Using machine learning to find the unpredictable
This spring when I was learning R, I came across a paper by Anders Kristian Munk, Asger Gehrt Olesen and Mathieu Jacomy about using machine learning in anthropology – not to classify big data, as machine learning is often used, but to see what the algorithmic can’t predict. Those unpredictable bits of data turned out to be the most interesting for qualitative analysis.
I was fascinated by the idea, and since I’d just been learning to use R for simple machine learning, I tried it on our dataset. We’ve been finding lots of interesting things in the data, but looking at the most common uses of machine vision in sci-fi and games and art is, to be honest, a bit boring. Of course people use machine vision to scan stuff or analyse it. The idea of looking for that unpredictable bits of the dataset really appealed to me. And it worked!
I wrote up my results in a commentary to the original paper, and it was just published in Big Data and Society. The paper is called Algorithmic failure as a humanities methodology: Machine learning’s mispredictions identify rich cases for qualitative analysis.
I made a video abstract for the paper too, because I think the basic idea of using algorithmic failure as a qualitative methodology has a lot of potential. Here’s my short version of the idea – read the paper for the analysis and to see just what I did.

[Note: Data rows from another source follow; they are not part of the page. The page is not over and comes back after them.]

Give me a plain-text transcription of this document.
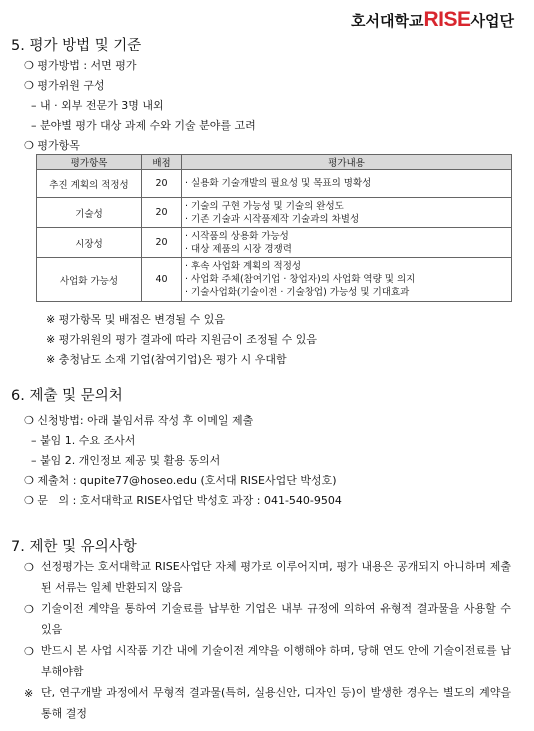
호서대학교RISE사업단
5. 평가 방법 및 기준
❍ 평가방법 : 서면 평가
❍ 평가위원 구성
– 내 · 외부 전문가 3명 내외
– 분야별 평가 대상 과제 수와 기술 분야를 고려
❍ 평가항목
평가항목	배점	평가내용
추진 계획의 적정성	20	· 실용화 기술개발의 필요성 및 목표의 명확성

기술성	20	· 기술의 구현 가능성 및 기술의 완성도
· 기존 기술과 시작품제작 기술과의 차별성

시장성	20	· 시작품의 상용화 가능성
· 대상 제품의 시장 경쟁력

사업화 가능성	40	· 후속 사업화 계획의 적정성
· 사업화 주체(참여기업 · 창업자)의 사업화 역량 및 의지
· 기술사업화(기술이전 · 기술창업) 가능성 및 기대효과
※ 평가항목 및 배점은 변경될 수 있음
※ 평가위원의 평가 결과에 따라 지원금이 조정될 수 있음
※ 충청남도 소재 기업(참여기업)은 평가 시 우대함
6. 제출 및 문의처
❍ 신청방법: 아래 붙임서류 작성 후 이메일 제출
– 붙임 1. 수요 조사서
– 붙임 2. 개인정보 제공 및 활용 동의서
❍ 제출처 : qupite77@hoseo.edu (호서대 RISE사업단 박성호)
❍ 문   의 : 호서대학교 RISE사업단 박성호 과장 : 041-540-9504
7. 제한 및 유의사항
❍ 선정평가는 호서대학교 RISE사업단 자체 평가로 이루어지며, 평가 내용은 공개되지 아니하며 제출된 서류는 일체 반환되지 않음
❍ 기술이전 계약을 통하여 기술료를 납부한 기업은 내부 규정에 의하여 유형적 결과물을 사용할 수 있음
❍ 반드시 본 사업 시작품 기간 내에 기술이전 계약을 이행해야 하며, 당해 연도 안에 기술이전료를 납부해야함
※ 단, 연구개발 과정에서 무형적 결과물(특허, 실용신안, 디자인 등)이 발생한 경우는 별도의 계약을 통해 결정
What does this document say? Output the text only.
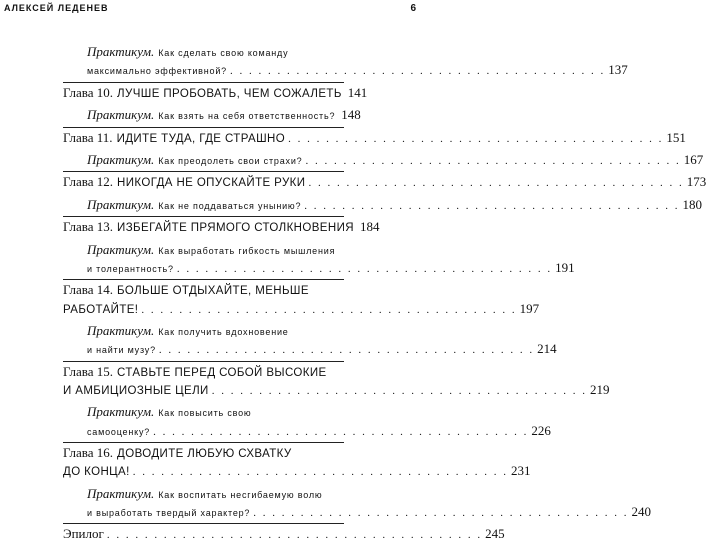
АЛЕКСЕЙ ЛЕДЕНЕВ	6
Практикум. Как сделать свою команду
максимально эффективной? . . . . . . . . . . . . . . . . . . . . . . . . . . . . . . . . . . . . . . . . 137
Глава 10. ЛУЧШЕ ПРОБОВАТЬ, ЧЕМ СОЖАЛЕТЬ 141
Практикум. Как взять на себя ответственность? 148
Глава 11. ИДИТЕ ТУДА, ГДЕ СТРАШНО . . . . . . . . . . . . . . . . . . . . . . . . . . . . . . . . . . . . . . . . 151
Практикум. Как преодолеть свои страхи? . . . . . . . . . . . . . . . . . . . . . . . . . . . . . . . . . . . . . . . . 167
Глава 12. НИКОГДА НЕ ОПУСКАЙТЕ РУКИ . . . . . . . . . . . . . . . . . . . . . . . . . . . . . . . . . . . . . . . . 173
Практикум. Как не поддаваться унынию? . . . . . . . . . . . . . . . . . . . . . . . . . . . . . . . . . . . . . . . . 180
Глава 13. ИЗБЕГАЙТЕ ПРЯМОГО СТОЛКНОВЕНИЯ 184
Практикум. Как выработать гибкость мышления
и толерантность? . . . . . . . . . . . . . . . . . . . . . . . . . . . . . . . . . . . . . . . . 191
Глава 14. БОЛЬШЕ ОТДЫХАЙТЕ, МЕНЬШЕ
РАБОТАЙТЕ! . . . . . . . . . . . . . . . . . . . . . . . . . . . . . . . . . . . . . . . . 197
Практикум. Как получить вдохновение
и найти музу? . . . . . . . . . . . . . . . . . . . . . . . . . . . . . . . . . . . . . . . . 214
Глава 15. СТАВЬТЕ ПЕРЕД СОБОЙ ВЫСОКИЕ
И АМБИЦИОЗНЫЕ ЦЕЛИ . . . . . . . . . . . . . . . . . . . . . . . . . . . . . . . . . . . . . . . . 219
Практикум. Как повысить свою
самооценку? . . . . . . . . . . . . . . . . . . . . . . . . . . . . . . . . . . . . . . . . 226
Глава 16. ДОВОДИТЕ ЛЮБУЮ СХВАТКУ
ДО КОНЦА! . . . . . . . . . . . . . . . . . . . . . . . . . . . . . . . . . . . . . . . . 231
Практикум. Как воспитать несгибаемую волю
и выработать твердый характер? . . . . . . . . . . . . . . . . . . . . . . . . . . . . . . . . . . . . . . . . 240
Эпилог . . . . . . . . . . . . . . . . . . . . . . . . . . . . . . . . . . . . . . . . 245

AI is being used more and more on qualitative data. I think we could solve some of the ethical problems in AI by focusing more on its underlying epistemology. We need to find more ways of using AI and machine learning to support the fundamental epistemology of qualitative research.
The code I used for this was really quite simple, and I have published it on GitHub. I really hope people try using and adapting these ideas, whether by using and adapting the code or just by trying out other ways of using algorithmic failure as a generative, qualitative methodology.